1An African wild horse with black-and-white stripes and an erect mane.
  • Genus Equus, family Equidae: three species, the common zebra (E. burchellii), Grevy’s zebra (E. grevyi), and the mountain zebra (E. zebra) . See also quagga
More example sentences
  • The Cape Colony extended systematic protection to elephants, giraffes, hippopotami, buffalo, zebras, quaggas and antelopes in 1886.
  • This family, made up of the horses, asses and zebras, contains one genus with nine species.

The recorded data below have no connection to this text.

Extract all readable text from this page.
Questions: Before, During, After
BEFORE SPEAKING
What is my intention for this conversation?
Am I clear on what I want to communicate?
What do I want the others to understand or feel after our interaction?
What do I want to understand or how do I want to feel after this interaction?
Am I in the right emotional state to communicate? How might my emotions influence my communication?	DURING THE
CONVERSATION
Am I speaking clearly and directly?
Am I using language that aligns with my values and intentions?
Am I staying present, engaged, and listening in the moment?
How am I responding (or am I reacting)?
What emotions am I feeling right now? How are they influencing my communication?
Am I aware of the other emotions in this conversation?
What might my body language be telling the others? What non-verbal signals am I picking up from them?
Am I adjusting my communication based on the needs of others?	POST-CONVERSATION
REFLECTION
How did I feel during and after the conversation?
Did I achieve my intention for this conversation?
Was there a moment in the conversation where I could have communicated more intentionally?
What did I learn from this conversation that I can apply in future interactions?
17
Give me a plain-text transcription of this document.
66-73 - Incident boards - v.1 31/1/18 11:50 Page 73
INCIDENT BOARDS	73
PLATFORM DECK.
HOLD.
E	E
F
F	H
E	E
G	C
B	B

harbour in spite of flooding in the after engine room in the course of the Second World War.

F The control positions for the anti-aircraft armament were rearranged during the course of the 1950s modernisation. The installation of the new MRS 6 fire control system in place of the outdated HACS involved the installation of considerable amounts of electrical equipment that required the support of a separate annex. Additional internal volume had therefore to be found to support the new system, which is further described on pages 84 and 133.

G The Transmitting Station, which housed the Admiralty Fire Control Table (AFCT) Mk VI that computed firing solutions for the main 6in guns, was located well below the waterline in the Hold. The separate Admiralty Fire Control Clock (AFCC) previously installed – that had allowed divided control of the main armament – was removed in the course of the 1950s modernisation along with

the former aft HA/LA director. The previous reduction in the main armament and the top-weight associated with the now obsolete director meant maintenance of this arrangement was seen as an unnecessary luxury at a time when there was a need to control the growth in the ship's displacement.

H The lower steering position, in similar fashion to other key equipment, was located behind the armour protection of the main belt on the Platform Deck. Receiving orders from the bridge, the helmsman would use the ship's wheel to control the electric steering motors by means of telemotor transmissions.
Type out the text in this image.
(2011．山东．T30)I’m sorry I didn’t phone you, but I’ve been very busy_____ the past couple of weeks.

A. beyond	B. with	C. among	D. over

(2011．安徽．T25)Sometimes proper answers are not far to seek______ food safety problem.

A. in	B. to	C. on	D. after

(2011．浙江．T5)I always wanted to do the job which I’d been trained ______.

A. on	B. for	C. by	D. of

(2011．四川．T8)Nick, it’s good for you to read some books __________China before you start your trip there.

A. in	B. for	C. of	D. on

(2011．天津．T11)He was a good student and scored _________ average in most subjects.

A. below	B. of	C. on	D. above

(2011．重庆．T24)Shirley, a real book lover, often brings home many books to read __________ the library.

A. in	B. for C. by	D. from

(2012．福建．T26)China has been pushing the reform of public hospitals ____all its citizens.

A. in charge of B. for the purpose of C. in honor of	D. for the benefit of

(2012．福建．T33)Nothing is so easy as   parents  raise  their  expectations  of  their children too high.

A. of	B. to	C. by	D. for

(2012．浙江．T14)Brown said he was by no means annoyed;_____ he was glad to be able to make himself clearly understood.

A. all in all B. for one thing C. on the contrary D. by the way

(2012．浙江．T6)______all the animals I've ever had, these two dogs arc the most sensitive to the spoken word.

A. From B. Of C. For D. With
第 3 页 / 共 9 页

  • The route of the safari will allow visitors to see for themselves a wide variety of African wildlife including lions, rhinos, giraffes, zebras, chimpanzees and many other species.
2A large butterfly with pale bold stripes on a dark background, in particular.
  • A yellow and black American butterfly (Heliconius charitonius, subfamily Heliconiinae, family Nymphalidae).
More example sentences
  • The refuge provides shelter and habitat for more than 300 butterfly species, including the zebra longwing, pipevine swallowtail, julia, and Mexican blue wing.
  • The zebra longwing butterflies entertained me and a lot of other folks that summer and fall.
3 (also zebra fish) South African A silvery-gold sea bream with vertical black stripes.
  • Diplodus cervinus, family Sparidae
More example sentences
  • He brought to our attention the tiny zebra fish which could fully regenerate even severely damaged myocardium.
  • It is a blending of DNA from a zebra fish and either a jellyfish or sea anemone.
  • The company screens compounds for medical uses using zebra fish embryonic cells and fruitflies.
4 informal A person whose characteristic garb is a black-and-white striped uniform, especially a football official or a convict.
More example sentences
  • Chad Brown, a boy hell-raiser turned football player turned NFL zebra, now plays the toughest position on the field.

Origin

early 17th century: from Italian, Spanish, or Portuguese, originally in the sense 'wild ass', perhaps ultimately from Latin equiferus, from equus 'horse' + ferus 'wild'.